One of the problems arising in flash EEPROMs is over-erasure of cells. An over-erased cell has a positive charge, causing the channel under the floating gate to be conductive. That over-erased conductive cell short circuits other cells in its column of parallel-connected cells. One method to compensate for over-erasure is to form the flash EEPROMs with split gates. Another method is to program all of the EEPROM cells, then apply light erasing pulses in steps, checking after each step to see whether or not all of the cells are erased. Other methods include applying alternating programming and erasing steps as described, for example, in U.S. Pat. No. 5,132,935 issued Jul. 21, 1992, and in U.S. Pat. No. 5,122,985 issued Aug. 16, 1992 and the references therein. Both patents relate to compaction, or narrowing, of the threshold voltage distributions of flash-erased cells and both patents are assigned to Texas Instruments Incorporated.
Another problem associated with prior-art flash EEPROMs has been a wide distribution of threshold voltages after a flash erase operation. One of the major challenges in current single-transistor cell flash EEPROMs is to maintain a tight threshold voltage distribution after electrical erase. One solution to the problem requires an erase algorithm that scans the voltage threshold of every cell of the device prior to terminating the erase operation. Other solutions to the problem include process and/or circuit-design improvements to narrow or "compact" the voltage threshold distribution after erase.

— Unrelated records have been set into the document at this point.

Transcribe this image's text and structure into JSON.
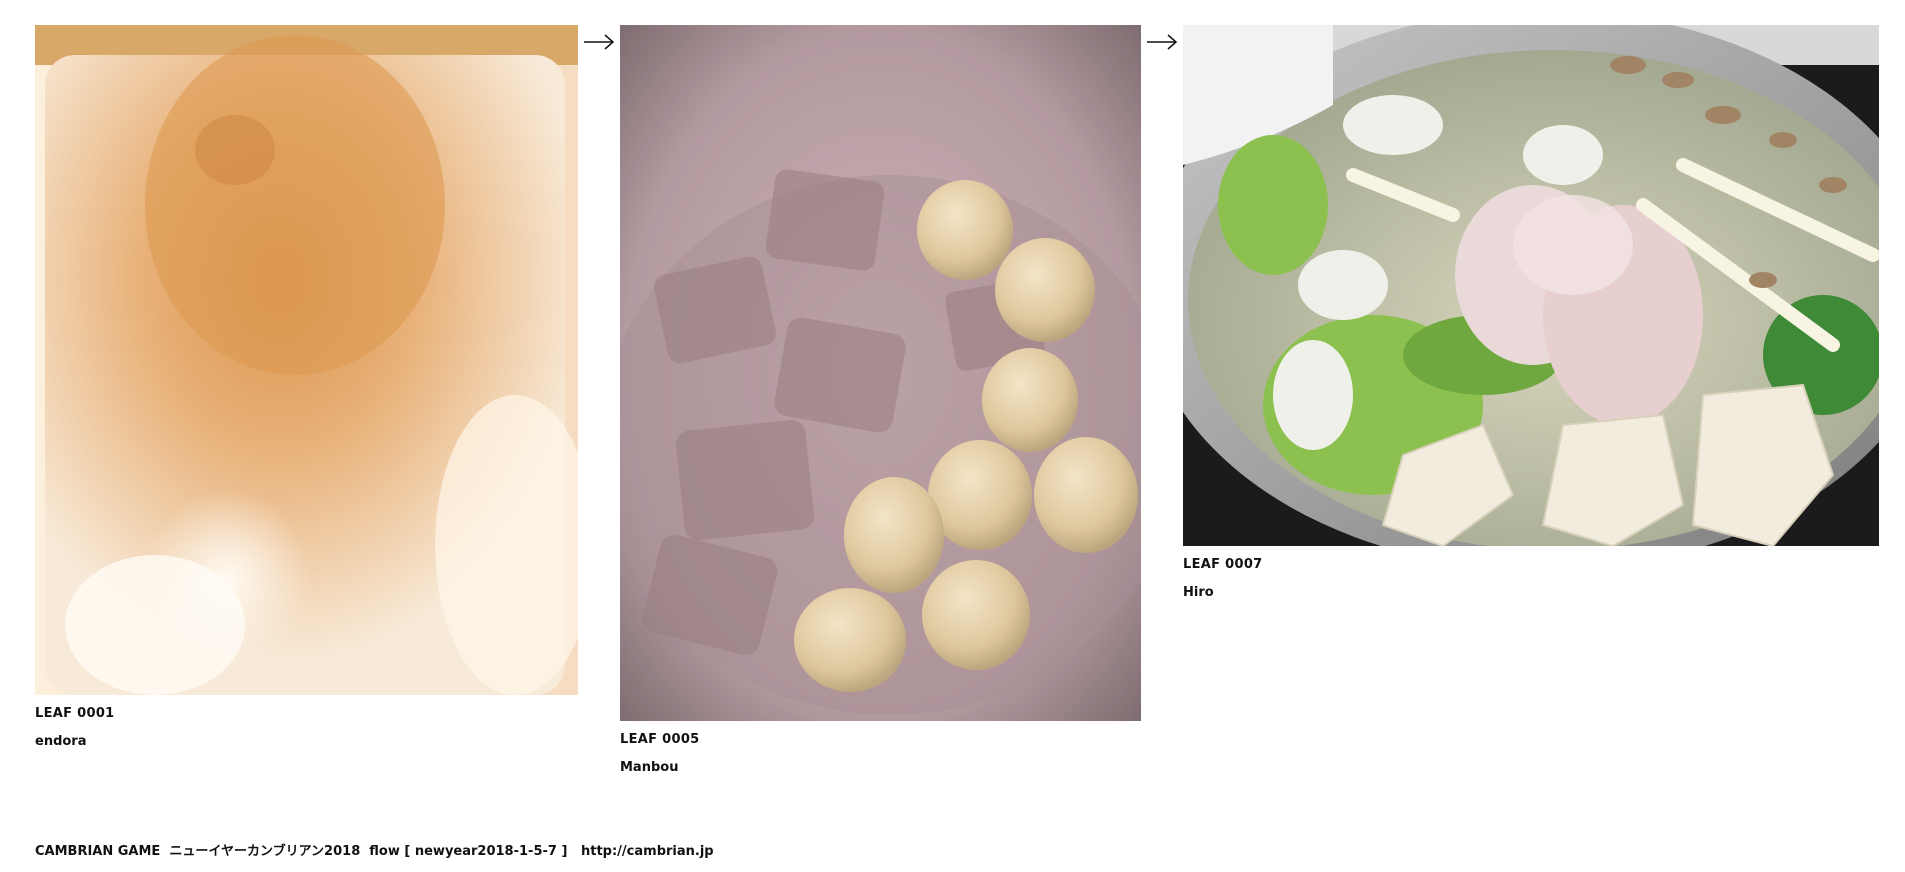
{
  "leaves": [
    {
      "code": "LEAF 0001",
      "author": "endora",
      "image_desc": "blurry-warm-photo"
    },
    {
      "code": "LEAF 0005",
      "author": "Manbou",
      "image_desc": "simmered-eggs-pot-photo"
    },
    {
      "code": "LEAF 0007",
      "author": "Hiro",
      "image_desc": "hotpot-tofu-cabbage-photo"
    }
  ],
  "arrows": [
    "arrow-right-icon",
    "arrow-right-icon"
  ],
  "footer": {
    "label": "CAMBRIAN GAME  ニューイヤーカンブリアン2018  flow [ newyear2018-1-5-7 ]   ",
    "link_text": "http://cambrian.jp"
  }
}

Patent Application Serial No. 08/(interim designation TI-17881) filed Jun. 30, 1993, also assigned to Texas Instruments Incorporated, describes a flash-programming method for compacting a wide voltage threshold distribution by allowing a current path between source and drain, and with the additional requirement that the junction at lower bias should have a positive voltage (greater than about +1 V with respect to the substrate). The flash-programming step narrows the distribution of threshold voltages to a range of positive values after a previously performed flash erase procedure.
Other methods have been proposed to compact the distribution of threshold voltages. One of those methods uses wordline stress to cause Fowler-Nordheim injection of electrons into the floating gate during a flash-programming step. Another flash-programming method relies on hot-electron injection into the gate and is described in "A Self-Convergence Erasing Scheme for a Simple Stacked Gate Flash EEPROM", Yamada, et al., IEDM 1991 (p. 11.4.1-11.1.4).